Older Americans were nearly twice as likely as younger Americans to attend church before the shutdowns, according to studies. A recent Pew Research survey found 61 percent of those born before 1945 (the so-called Silent Generation) attended religious services monthly or more, compared with 35 percent of Millennials (born between 1981 and 1996).
Missy Buchanan, who writes devotionals for senior adults, identified four basic groups of older adults: the “go-go’s,” those who are still very active and independent; the “slow-go’s,” those who may have some physical limitations; the “no-go’s,” those who are homebound; and the “not-gonna-make-me-go,” young Boomers who don’t attend religious services on a regular basis.
Many congregational ministries, Buchanan said, focus on only one or two of those groups.
‘Like I’m in jail’
June Rice, 94, of Louisville taught Sunday School for 60 years before “retiring” earlier this year. She had settled into a new class as a student for only about four weeks when the coronavirus shut down churches.
Rice resides in an assisted living apartment where she said she feels isolated “like I’m in jail.”

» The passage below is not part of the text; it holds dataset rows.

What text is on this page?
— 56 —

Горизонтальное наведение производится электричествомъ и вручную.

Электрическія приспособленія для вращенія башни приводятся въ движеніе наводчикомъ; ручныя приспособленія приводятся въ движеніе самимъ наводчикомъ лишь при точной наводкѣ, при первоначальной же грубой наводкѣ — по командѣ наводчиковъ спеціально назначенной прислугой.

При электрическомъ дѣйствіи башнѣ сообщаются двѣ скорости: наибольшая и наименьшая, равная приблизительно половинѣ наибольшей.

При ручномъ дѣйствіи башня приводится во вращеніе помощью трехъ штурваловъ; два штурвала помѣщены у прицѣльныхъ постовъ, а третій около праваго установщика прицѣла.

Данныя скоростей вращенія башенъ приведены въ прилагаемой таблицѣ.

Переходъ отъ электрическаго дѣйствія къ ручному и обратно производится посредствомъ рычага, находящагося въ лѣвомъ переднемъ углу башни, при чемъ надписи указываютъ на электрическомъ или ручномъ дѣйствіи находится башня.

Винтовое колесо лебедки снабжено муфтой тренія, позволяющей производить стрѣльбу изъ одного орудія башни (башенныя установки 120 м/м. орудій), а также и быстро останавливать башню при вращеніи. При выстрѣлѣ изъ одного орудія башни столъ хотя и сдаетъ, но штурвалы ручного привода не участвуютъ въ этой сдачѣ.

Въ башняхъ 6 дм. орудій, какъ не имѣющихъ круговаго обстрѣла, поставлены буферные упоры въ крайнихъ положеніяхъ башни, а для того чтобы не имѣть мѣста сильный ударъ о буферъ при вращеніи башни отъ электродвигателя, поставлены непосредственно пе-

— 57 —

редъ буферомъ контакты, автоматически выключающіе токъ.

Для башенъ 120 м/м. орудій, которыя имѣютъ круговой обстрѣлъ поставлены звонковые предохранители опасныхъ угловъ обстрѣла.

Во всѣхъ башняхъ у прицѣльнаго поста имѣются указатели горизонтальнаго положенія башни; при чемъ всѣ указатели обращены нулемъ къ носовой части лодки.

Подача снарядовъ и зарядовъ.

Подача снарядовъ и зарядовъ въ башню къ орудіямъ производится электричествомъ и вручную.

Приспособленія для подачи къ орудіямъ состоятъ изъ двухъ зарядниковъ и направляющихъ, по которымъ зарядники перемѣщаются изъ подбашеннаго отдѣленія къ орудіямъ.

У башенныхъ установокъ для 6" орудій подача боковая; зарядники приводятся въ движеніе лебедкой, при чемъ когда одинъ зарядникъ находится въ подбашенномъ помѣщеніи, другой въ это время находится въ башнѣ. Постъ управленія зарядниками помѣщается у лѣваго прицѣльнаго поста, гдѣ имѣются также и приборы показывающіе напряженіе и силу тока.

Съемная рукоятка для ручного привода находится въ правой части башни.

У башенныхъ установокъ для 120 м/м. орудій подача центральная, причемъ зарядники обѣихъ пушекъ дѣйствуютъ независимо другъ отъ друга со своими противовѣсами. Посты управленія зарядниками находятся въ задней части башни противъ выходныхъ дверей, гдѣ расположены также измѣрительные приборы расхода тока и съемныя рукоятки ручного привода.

Her Sunday School teacher sends weekly assignemnts, she said, which helps and her children call her every day. A daughter who lives locally takes her to doctors appointments.
While the Sunday School updates are nice, she said, “I can read my Bible and I do. I read it every day and have a long prayer list.”
However, the outgoing senior adult craves the personal interaction. She has 1,700 Facebook friends and has a birthday coming up on Aug. 13. Last year she received 168 Happy Birthday messages from friends.
Her birthday wish this year?
“For the nation to unite insted of being so divided,” she said. “We seem to have to hate the person who does not agree with us. I guess that would be my ultimate wish: that we could agree to disagree and still remain friends.”